G. Andocs, Y. Okamoto, K. Kawamoto, T. Osaki, T. Tsuka, T. Imagawa, S. Minami, L. Balogh, N. Meggyeshazi, O. Szasz, "Oncothermia Basic Research at In Vivo Level: The First Results in Japan", Conference Papers in Science, vol. 2013, Article ID 197328, 6 pages, 2013. https://doi.org/10.1155/2013/197328

Oncothermia Basic Research at In Vivo Level: The First Results in Japan

Academic Editor: A. Szasz
Received17 Jan 2013
Accepted28 May 2013
Published24 Jul 2013

Abstract

This paper summarizes the first results of oncothermia basic research conducted in Tottori University, Japan, and had two parts. In the first part C26 murine colorectal cancer model was investigated and oncothermia treatment induced histomorphological and some molecular changes which were examined. In the second study 9L rat glioma model was used to investigate the oncothermia treatment effects on tumor tissue oxygenization. Results of these investigations are very important in oncothermia research because this was the first time when independent research laboratory has repeated oncothermia experiments and proved the significant antitumoral and beneficial effects of oncothermia treatment.

1. Background

Oncothermia method (OTM) is a long time (since 1989) applied method in oncology [1] with great clinical success [2]. Oncothermia research group conducts investigations to reveal the basic mechanism of action of this tumor treatment method in basic research level performing a huge number of in vivo studies. The tumor destruction efficacy and the role of temperature independent effects of the OTM were proven earlier and presented elsewhere [3, 4], as well as the recent in vivo results [5, 6]. In this paper we summarize the first results we have achieved in Tottori University, Japan.

2. Materials and Methods

2.1. Study I

In the first study we examine the effect of oncothermia treatment in a mouse tumor model.

2.1.1. Animal Model

Colon 26 (murine colorectal cancer) cell line derived allograft mouse tumor model was used for this study with double tumors (see Figure 1). The use of the mice and the procedures used in this study were approved by the Animal Research Committee of Tottori University.
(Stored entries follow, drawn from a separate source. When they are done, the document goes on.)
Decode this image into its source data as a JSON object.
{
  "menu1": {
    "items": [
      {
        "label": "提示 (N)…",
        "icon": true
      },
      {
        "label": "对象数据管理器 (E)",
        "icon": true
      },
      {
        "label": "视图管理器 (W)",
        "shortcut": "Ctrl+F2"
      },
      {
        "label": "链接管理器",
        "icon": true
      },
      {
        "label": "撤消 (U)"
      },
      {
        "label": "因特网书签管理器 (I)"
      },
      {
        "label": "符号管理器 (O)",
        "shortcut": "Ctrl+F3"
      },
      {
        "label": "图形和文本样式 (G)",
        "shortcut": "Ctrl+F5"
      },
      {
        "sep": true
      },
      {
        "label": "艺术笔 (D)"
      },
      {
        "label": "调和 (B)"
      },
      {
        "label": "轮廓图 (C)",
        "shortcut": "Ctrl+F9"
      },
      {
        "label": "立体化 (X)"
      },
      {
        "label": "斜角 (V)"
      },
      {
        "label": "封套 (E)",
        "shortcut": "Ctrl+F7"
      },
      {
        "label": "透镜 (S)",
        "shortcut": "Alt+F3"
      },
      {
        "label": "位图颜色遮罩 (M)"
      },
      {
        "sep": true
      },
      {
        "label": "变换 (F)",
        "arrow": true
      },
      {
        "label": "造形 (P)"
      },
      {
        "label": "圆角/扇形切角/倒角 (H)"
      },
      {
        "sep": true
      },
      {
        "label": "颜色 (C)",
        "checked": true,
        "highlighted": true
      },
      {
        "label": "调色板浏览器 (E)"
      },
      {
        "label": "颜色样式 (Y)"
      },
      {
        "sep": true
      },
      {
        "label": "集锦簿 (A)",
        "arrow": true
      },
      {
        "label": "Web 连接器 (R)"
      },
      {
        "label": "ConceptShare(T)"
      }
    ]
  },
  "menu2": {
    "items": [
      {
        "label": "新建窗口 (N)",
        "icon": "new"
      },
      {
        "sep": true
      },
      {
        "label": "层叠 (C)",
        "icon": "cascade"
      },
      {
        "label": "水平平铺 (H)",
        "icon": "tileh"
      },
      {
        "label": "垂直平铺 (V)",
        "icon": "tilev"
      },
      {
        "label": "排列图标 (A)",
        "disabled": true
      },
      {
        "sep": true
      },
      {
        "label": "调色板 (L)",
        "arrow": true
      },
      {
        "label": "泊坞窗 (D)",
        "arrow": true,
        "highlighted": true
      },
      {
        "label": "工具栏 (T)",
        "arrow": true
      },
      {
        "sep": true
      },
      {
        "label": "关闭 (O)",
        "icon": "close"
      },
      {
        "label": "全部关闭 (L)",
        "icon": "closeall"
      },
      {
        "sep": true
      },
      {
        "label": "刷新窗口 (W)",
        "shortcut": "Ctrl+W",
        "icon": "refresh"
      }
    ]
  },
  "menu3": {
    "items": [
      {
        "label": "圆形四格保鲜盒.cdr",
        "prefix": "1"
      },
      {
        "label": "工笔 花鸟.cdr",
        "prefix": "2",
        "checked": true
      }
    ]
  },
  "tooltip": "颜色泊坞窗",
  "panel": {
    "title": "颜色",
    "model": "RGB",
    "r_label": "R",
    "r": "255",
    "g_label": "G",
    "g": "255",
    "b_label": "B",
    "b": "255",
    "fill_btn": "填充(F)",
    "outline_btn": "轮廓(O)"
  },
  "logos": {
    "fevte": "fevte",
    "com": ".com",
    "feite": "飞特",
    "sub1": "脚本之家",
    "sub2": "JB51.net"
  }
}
2.1.2. Experimental Setup and Treatment

A single shot 30 min oncothermia treatment was done reaching maximum 42°C intratumoral temperature, using the LabEHY system (Oncotherm Ltd.), under precise tumor temperature control using fluoroptic temperature measurement device (Lumasense m3300) (see Figure 2).

2.1.3. Study Design

Time course study was performed. After a single shot oncothermia treatment, animals were sacrificed at 6H, 24H, 72H, and 120H later and tumors were removed. There were 3 treated animals and 1 untreated control animal in all sampling group in every time point (see Figure 3).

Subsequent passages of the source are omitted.